Il a mentionné que l’enqutére n’avait pas seulement pour objectif de dévoilé la chronologie et le motif de l’incident, mais aussi de s’assurer de la legalité des permis de travail des ressortissants étrangers impliqús.

« En plus de leur comportement, la légalité de leur permis de travail doit être controlée. Pour les travailleurs migrants qui enfreignent la loi ou sont agressifs, ils doivent être renvoyés dans leur pays d’origine. Ils ne sont pas dignes de travailler en Indonésie », a-t-il déclaré.

L’incident a eu lieu dans la zone de PT Sultan Rafli Mandiri, Ketapang Regency, dimanche (14/12). L’incident a commencé lorsque quatre soldats de l’armée de l’Indonesian de la 6e compagnie Zipur/SD ont donné suite à un rapport sur des activités suspectes de drones autour de la zone de l’entreprise.

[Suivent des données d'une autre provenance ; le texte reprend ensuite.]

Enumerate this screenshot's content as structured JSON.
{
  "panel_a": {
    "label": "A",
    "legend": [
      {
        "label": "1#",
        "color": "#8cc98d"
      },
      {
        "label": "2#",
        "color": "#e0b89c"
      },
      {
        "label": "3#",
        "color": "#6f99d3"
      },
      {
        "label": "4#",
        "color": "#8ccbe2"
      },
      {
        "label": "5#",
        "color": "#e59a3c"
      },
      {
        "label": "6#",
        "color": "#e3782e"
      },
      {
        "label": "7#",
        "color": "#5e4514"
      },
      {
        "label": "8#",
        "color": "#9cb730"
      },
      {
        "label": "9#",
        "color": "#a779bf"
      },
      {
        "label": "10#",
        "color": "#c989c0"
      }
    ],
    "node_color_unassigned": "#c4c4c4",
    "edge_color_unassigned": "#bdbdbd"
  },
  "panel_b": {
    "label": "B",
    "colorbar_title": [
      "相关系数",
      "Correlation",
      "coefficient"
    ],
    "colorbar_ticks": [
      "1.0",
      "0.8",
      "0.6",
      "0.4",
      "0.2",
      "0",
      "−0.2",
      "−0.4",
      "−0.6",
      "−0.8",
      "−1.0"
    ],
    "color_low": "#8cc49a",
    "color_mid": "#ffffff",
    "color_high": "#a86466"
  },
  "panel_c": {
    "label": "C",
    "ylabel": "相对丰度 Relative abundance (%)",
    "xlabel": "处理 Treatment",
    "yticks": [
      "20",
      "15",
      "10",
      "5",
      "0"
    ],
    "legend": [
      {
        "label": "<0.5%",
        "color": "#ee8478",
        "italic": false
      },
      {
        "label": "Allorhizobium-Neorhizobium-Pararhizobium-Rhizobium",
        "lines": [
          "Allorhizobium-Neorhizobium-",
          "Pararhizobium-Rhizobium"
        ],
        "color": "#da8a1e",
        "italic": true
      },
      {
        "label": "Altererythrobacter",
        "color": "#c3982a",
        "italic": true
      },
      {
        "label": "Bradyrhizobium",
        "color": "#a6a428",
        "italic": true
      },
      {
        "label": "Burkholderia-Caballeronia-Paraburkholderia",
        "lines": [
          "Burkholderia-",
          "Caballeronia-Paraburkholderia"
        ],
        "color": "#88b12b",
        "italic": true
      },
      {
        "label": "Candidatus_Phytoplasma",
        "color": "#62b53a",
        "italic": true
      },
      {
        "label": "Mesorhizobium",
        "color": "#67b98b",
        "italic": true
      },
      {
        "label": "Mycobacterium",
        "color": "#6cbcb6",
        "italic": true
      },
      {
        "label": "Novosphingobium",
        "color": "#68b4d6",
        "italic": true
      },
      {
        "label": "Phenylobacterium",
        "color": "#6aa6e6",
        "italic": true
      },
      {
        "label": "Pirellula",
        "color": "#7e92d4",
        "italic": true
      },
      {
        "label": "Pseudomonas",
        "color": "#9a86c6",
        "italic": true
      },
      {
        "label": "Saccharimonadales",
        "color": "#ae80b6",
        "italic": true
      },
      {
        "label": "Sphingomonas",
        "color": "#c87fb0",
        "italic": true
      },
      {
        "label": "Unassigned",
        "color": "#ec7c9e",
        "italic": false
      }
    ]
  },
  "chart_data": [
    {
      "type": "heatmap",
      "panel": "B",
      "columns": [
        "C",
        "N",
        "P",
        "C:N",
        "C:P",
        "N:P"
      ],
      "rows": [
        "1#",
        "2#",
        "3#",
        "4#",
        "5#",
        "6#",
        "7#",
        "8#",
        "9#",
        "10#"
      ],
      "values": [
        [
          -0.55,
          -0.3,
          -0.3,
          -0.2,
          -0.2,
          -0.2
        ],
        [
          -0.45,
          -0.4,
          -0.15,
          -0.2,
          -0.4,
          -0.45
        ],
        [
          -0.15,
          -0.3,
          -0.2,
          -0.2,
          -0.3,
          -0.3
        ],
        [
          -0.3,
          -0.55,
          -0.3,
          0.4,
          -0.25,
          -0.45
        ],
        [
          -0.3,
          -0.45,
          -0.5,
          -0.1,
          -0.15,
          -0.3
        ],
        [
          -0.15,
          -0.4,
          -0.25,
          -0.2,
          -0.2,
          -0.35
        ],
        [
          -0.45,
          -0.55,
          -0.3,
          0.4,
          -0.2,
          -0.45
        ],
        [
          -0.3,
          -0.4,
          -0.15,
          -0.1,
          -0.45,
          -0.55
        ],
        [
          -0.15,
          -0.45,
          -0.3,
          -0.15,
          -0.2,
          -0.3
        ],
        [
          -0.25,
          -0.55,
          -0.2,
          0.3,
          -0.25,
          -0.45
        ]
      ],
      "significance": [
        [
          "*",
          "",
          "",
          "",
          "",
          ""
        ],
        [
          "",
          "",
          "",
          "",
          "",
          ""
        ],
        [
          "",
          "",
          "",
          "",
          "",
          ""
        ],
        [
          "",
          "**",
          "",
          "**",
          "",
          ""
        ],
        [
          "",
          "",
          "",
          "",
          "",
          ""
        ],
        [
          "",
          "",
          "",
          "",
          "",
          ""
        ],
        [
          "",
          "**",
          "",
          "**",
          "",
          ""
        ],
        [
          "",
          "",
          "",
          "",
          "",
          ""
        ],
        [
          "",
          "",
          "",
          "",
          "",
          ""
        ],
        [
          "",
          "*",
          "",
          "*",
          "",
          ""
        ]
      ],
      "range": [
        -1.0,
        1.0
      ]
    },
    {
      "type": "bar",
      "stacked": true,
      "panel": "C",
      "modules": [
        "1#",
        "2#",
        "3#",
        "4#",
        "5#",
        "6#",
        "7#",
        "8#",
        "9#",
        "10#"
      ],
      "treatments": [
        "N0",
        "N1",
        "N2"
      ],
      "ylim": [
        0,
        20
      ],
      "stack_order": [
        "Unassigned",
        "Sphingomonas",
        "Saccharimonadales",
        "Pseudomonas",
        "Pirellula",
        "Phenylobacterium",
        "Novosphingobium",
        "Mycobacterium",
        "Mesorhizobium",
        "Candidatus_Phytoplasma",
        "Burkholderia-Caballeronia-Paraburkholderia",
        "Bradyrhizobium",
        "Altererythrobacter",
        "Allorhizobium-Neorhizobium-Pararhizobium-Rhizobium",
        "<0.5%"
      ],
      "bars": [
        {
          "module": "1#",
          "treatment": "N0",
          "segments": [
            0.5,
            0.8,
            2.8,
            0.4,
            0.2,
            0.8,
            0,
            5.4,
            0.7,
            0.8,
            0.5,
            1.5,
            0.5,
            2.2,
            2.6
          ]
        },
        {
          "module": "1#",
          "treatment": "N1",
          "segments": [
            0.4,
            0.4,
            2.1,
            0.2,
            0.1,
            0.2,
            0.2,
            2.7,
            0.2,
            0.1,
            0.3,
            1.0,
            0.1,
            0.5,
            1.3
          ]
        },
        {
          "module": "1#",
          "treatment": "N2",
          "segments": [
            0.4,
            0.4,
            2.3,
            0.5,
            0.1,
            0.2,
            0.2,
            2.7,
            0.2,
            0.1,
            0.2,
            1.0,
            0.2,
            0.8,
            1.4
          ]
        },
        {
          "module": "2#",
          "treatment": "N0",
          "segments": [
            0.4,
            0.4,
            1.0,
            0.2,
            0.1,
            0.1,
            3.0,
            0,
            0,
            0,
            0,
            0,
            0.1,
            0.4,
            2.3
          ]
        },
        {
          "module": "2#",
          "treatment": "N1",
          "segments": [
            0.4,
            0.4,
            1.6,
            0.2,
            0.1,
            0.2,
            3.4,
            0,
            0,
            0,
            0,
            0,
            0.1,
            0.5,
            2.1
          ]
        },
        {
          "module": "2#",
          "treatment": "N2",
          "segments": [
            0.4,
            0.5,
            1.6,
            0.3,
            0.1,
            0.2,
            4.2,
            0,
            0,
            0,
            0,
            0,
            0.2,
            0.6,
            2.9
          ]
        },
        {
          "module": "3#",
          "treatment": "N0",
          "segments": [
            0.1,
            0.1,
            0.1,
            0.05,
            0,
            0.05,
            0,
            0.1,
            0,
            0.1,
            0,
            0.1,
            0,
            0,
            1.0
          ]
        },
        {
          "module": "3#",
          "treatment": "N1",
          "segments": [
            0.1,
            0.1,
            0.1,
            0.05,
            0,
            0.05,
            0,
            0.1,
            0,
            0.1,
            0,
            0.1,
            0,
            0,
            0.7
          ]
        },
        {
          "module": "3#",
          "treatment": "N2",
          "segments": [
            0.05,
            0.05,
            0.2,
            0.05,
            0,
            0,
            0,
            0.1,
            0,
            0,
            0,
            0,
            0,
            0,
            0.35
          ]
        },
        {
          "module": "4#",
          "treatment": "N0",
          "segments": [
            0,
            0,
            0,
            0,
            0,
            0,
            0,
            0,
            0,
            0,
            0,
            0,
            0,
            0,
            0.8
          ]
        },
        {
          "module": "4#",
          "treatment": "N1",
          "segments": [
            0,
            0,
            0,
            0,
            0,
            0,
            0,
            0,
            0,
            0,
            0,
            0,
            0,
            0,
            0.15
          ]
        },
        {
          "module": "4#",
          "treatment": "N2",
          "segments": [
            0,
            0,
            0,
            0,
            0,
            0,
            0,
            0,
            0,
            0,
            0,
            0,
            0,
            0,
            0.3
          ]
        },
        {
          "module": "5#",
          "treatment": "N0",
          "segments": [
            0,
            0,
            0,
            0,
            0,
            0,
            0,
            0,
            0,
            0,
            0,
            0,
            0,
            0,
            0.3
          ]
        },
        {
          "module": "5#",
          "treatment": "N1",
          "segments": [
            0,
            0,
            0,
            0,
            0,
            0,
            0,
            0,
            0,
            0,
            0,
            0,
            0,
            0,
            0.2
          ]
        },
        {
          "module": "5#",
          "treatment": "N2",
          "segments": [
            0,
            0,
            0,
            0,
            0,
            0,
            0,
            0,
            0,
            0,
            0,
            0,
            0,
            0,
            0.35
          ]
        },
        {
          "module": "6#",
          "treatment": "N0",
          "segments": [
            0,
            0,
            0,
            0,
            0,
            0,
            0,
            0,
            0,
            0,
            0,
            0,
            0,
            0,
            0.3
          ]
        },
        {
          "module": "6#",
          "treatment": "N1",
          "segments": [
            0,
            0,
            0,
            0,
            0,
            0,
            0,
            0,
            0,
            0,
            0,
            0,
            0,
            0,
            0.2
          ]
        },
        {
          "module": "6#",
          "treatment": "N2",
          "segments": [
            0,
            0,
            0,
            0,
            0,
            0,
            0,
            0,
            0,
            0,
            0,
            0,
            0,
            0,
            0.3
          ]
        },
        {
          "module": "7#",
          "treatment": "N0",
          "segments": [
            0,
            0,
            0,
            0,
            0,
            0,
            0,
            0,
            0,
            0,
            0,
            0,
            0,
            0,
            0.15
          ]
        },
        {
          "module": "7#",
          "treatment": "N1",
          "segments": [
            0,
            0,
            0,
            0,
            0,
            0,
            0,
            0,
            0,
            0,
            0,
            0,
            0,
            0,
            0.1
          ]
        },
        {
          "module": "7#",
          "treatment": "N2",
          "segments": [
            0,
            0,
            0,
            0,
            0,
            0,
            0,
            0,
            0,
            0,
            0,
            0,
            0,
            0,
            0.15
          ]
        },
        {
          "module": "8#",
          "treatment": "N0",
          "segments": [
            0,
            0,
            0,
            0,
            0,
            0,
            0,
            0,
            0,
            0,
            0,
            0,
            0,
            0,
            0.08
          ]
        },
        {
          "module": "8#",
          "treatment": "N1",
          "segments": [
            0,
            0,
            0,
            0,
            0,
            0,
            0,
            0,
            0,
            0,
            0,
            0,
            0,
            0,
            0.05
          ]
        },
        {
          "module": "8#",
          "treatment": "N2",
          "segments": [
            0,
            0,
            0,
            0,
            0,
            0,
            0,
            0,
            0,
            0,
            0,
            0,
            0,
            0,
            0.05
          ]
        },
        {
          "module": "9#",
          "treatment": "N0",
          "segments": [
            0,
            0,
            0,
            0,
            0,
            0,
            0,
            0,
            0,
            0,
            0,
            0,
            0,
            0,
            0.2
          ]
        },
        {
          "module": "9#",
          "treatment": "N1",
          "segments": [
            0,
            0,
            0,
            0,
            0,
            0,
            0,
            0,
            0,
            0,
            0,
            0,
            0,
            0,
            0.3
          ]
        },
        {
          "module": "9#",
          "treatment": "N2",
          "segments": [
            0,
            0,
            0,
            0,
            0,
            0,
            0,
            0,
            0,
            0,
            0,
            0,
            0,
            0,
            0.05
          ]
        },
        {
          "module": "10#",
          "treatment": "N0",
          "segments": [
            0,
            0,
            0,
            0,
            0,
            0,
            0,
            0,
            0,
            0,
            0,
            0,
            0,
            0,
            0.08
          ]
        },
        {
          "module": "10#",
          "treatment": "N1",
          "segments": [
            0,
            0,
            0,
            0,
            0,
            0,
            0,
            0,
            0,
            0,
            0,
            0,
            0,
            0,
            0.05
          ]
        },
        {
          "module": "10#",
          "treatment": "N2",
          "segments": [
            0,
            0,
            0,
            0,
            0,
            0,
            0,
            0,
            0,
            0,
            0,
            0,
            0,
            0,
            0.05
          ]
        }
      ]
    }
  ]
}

En approchant l'opérateur de drone, l'appareil de l'armée a d'abord identifié quatre ressortissants étrangers. Cependant, peu de temps plus tard, 11 autres ressortissants étrangers sont apparus et ont attaqué les soldats de l'armée avec des armes blanches, des pistolets airsoft et des outils électriques.

Le gouverneur Krisantus a insistéé sur le fait que le gouvernement local veillera à ce que tous les travailleurs étrangers de Kalimantan Occidental se conforment aux lois et aux regléments en vigueur.

« Des mesures juridiques doivent être prises immédiatement afin que les auteurs réclament les sanctions conformes aux dispositions, tout en gardant la valeur et la securité de la TNI en tant qu’instrument de l’Etat », a-t-il déclaré.

Le capitaine de la marine XII/Tanjungpura, le colonel Inf Yusub Dody Sandra, a expliqué que les soldats de l’OTAN avaient pris des mesures tactiques pour empêcher une élévation du conflit plus large.

« Les soldats ont pris des mesures pour éviter une escalade et se sont retirés dans la zone de l’entreprise », a-t-il dit.

Suite à l’incident, une voiture et un moto appartenant à l’entreprise ont été endommagées.

En attendant, le commandant de la XIIe division de l’armée indonésienne, le major général Jamallulael, a déclaré que la gestion des incidents impliquant des ressortissants étrangers relevait de l’autorité des institutions concernées au niveau central.

Il a expliqué que la TNI dans la région ne joue qu’un rolé de facilitation et de fourniture d’informations aux unités autorisées, conformément aux normes opérationnelles de procédure (SOP) en vigueur.

« Au niveau hiérarchique, le traitement et la transmission des informations officielles sont effectuées par l’Agence de renseignement et les agences concernées au centre. Nous dans la région ne faisons que faciliter et fournir des données de soutien », a-t-il dit.